I need to write coding for reading all the text files in the subfolders and count the frequency of some words in each text file. Below is my coding:
def process_files(dir):
# List of filenames in the directory
filenames = []
for root, _, files in walk(dir):
filenames.extend([join(root, file) for file in filter(files, '*.txt')])
df = pd.DataFrame()
for filename in filenames:
virtual_currency, bitcoin,blockchain, cryptocurrency, digital_currency, litecoin, dogecoin, etherrum =0, 0, 0, 0, 0, 0, 0,0
with open(filename, 'r') as f:
contents = f.read().lower()
# Process the content
cryptocurrency=contents.count("cryptocurrenc")
virtual_currency = contents.count("virtual currenc")
digital_currency=contents.count("digital currenc")

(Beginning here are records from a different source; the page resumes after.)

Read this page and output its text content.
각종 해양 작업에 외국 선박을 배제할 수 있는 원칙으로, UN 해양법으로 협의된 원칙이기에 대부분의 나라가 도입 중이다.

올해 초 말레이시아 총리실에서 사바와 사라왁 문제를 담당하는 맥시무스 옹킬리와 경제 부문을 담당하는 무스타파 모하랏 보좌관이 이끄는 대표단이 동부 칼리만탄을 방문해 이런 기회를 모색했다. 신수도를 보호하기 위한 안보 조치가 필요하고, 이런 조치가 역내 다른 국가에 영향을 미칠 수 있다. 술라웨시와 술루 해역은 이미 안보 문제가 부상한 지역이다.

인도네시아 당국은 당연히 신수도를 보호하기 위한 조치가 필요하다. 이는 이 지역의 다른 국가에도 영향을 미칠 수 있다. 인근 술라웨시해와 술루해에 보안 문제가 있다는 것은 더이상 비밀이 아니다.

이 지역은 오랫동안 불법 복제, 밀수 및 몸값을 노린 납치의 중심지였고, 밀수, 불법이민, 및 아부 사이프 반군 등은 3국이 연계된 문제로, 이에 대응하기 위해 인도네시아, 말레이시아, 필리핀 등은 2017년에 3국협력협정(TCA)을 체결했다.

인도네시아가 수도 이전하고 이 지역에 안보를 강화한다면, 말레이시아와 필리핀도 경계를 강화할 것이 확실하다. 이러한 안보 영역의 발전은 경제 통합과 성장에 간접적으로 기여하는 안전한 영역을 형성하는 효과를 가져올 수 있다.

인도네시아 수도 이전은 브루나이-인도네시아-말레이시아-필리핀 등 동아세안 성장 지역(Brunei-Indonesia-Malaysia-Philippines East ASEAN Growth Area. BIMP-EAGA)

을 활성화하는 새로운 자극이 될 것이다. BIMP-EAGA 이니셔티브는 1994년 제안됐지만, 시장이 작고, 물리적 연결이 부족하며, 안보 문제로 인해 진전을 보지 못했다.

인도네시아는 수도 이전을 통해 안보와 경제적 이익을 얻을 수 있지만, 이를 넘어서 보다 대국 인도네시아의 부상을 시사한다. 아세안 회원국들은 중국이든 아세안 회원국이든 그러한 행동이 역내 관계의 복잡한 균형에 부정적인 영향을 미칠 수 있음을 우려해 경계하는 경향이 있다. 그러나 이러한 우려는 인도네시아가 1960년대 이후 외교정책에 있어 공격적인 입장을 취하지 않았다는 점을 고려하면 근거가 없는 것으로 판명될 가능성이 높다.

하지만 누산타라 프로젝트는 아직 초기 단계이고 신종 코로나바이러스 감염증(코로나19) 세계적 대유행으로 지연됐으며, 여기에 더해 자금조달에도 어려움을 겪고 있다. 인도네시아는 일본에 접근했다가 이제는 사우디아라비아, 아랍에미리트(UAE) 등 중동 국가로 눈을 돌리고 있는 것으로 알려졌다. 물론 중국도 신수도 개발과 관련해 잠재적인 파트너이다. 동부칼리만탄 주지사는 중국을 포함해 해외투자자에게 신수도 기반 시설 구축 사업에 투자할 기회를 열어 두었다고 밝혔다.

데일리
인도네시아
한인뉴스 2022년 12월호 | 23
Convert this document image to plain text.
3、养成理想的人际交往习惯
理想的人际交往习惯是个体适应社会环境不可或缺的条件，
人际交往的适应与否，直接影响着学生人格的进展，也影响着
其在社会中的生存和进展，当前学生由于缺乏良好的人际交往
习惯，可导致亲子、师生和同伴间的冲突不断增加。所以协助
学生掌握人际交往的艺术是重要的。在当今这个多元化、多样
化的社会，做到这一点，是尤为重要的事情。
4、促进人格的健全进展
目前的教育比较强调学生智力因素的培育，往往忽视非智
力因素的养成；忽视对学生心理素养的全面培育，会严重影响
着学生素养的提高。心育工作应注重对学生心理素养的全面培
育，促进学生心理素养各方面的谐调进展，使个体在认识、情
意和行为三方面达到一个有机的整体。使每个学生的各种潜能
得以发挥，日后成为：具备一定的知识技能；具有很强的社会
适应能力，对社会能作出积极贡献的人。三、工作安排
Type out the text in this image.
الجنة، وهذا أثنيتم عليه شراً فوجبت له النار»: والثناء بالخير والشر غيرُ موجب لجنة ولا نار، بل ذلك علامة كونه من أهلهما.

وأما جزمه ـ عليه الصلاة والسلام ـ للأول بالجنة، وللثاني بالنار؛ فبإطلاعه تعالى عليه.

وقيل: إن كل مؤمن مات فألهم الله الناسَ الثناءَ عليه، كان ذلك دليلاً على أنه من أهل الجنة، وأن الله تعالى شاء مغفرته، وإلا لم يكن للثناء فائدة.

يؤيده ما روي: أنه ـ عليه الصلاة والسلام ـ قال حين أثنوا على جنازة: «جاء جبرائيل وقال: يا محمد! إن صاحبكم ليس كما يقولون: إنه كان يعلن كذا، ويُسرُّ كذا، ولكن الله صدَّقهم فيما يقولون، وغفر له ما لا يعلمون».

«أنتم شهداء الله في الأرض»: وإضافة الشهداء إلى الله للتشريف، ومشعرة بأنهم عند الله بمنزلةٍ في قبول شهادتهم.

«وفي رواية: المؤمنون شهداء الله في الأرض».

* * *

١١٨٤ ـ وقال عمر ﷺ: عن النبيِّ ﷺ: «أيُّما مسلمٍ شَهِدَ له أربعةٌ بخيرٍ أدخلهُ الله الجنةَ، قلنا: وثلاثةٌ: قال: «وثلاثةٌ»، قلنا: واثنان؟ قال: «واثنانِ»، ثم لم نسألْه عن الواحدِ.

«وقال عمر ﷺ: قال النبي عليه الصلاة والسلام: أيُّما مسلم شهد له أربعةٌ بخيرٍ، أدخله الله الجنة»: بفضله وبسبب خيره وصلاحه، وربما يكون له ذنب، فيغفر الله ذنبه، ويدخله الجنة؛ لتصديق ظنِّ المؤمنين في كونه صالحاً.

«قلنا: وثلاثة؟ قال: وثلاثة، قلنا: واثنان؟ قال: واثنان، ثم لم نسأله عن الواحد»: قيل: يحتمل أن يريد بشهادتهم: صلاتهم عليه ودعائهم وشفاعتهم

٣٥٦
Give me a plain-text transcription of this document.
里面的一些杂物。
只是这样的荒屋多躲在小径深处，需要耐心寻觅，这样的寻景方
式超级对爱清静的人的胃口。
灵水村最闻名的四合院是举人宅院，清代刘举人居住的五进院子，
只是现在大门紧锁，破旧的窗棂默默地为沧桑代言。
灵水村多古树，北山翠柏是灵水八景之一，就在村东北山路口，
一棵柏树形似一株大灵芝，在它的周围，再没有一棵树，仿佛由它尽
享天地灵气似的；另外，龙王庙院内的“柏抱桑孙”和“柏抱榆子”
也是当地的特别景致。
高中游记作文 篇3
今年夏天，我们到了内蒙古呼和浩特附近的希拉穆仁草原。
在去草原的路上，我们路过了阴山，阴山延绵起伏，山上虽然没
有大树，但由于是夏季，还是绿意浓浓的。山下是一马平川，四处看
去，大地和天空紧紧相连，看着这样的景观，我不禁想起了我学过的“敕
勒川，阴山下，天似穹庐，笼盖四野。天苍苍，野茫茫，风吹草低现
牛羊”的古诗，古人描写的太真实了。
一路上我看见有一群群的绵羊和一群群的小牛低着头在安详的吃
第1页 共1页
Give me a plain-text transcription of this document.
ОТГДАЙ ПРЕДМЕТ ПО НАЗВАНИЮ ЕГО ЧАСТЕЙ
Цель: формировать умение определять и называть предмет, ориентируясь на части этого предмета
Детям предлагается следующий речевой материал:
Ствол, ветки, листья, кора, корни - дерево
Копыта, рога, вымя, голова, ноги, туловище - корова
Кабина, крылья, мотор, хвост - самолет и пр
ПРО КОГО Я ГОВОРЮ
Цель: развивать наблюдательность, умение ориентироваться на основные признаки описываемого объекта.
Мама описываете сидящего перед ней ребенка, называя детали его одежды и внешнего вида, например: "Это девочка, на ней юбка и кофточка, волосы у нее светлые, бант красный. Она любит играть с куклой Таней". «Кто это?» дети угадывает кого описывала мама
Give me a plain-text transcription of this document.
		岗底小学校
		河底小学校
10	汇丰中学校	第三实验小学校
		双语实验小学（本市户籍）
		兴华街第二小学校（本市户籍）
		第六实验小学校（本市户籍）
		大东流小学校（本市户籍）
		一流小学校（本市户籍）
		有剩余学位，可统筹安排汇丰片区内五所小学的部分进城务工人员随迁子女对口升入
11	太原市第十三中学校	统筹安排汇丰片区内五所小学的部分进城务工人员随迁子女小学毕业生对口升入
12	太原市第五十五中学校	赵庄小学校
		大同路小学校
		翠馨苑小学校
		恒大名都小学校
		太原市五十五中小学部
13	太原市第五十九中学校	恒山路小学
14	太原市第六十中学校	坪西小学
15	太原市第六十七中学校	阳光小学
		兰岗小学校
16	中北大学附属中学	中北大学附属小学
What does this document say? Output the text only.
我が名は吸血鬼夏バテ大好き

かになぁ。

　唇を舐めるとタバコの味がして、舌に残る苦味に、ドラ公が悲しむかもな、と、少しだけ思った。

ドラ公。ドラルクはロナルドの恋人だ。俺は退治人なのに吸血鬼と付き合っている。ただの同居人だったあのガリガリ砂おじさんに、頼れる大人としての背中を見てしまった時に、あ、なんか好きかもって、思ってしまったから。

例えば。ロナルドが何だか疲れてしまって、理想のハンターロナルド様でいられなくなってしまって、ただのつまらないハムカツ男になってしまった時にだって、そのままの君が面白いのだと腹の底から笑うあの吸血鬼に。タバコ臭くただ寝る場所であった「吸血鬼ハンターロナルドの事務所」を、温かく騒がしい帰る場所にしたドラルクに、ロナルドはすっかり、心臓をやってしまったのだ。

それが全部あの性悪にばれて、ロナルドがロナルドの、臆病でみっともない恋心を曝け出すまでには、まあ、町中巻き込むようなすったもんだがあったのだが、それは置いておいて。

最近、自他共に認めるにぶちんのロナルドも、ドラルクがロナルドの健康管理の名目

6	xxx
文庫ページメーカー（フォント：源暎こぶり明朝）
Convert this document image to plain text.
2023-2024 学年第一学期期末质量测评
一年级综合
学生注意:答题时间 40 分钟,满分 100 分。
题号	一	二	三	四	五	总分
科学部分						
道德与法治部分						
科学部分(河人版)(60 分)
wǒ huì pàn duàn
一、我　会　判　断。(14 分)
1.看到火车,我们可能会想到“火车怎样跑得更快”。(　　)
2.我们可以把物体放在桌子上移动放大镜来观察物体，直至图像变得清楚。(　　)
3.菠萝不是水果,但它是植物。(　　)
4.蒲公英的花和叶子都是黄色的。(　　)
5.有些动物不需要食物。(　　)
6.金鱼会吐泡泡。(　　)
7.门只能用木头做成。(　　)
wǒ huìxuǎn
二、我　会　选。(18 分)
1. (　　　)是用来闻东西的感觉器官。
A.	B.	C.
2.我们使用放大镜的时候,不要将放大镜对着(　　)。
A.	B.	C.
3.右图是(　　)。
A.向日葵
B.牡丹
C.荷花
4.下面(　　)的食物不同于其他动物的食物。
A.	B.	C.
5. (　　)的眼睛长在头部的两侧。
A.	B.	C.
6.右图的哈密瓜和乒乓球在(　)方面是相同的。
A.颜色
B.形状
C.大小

bitcoin = contents.count("bitcoin")
blockchain=contents.count("blockchain")
litecoin=contents.count("litecoin")
dogecoin=contents.count("dogecoin")
etherrum=contents.count("etherrum")
# Create data row
data = {'File Name': filename,
'Virtual Currency': virtual_currency,
'Bitcoin': bitcoin,
'cryptocurrency': cryptocurrency,
'digital currency': digital_currency,
'litecoin': litecoin,
'dogecoin': dogecoin,
'etherrum': etherrum}
#df.append(data,ignore_index=True)
a=pd.DataFrame(data, index=[0])
df=df.append(a,ignore_index=True, sort=False)
# Save data to CSV
df.to_csv(os.path.join(dir, filename), index=False)
return df
result = process_files(r'C:\test\QTR2')
The issue is, the generated result is all the same for each document. My guess is that the last result rewrites the old values.
Could someone please help check which part went wrong? I really appreciate any help you can provide.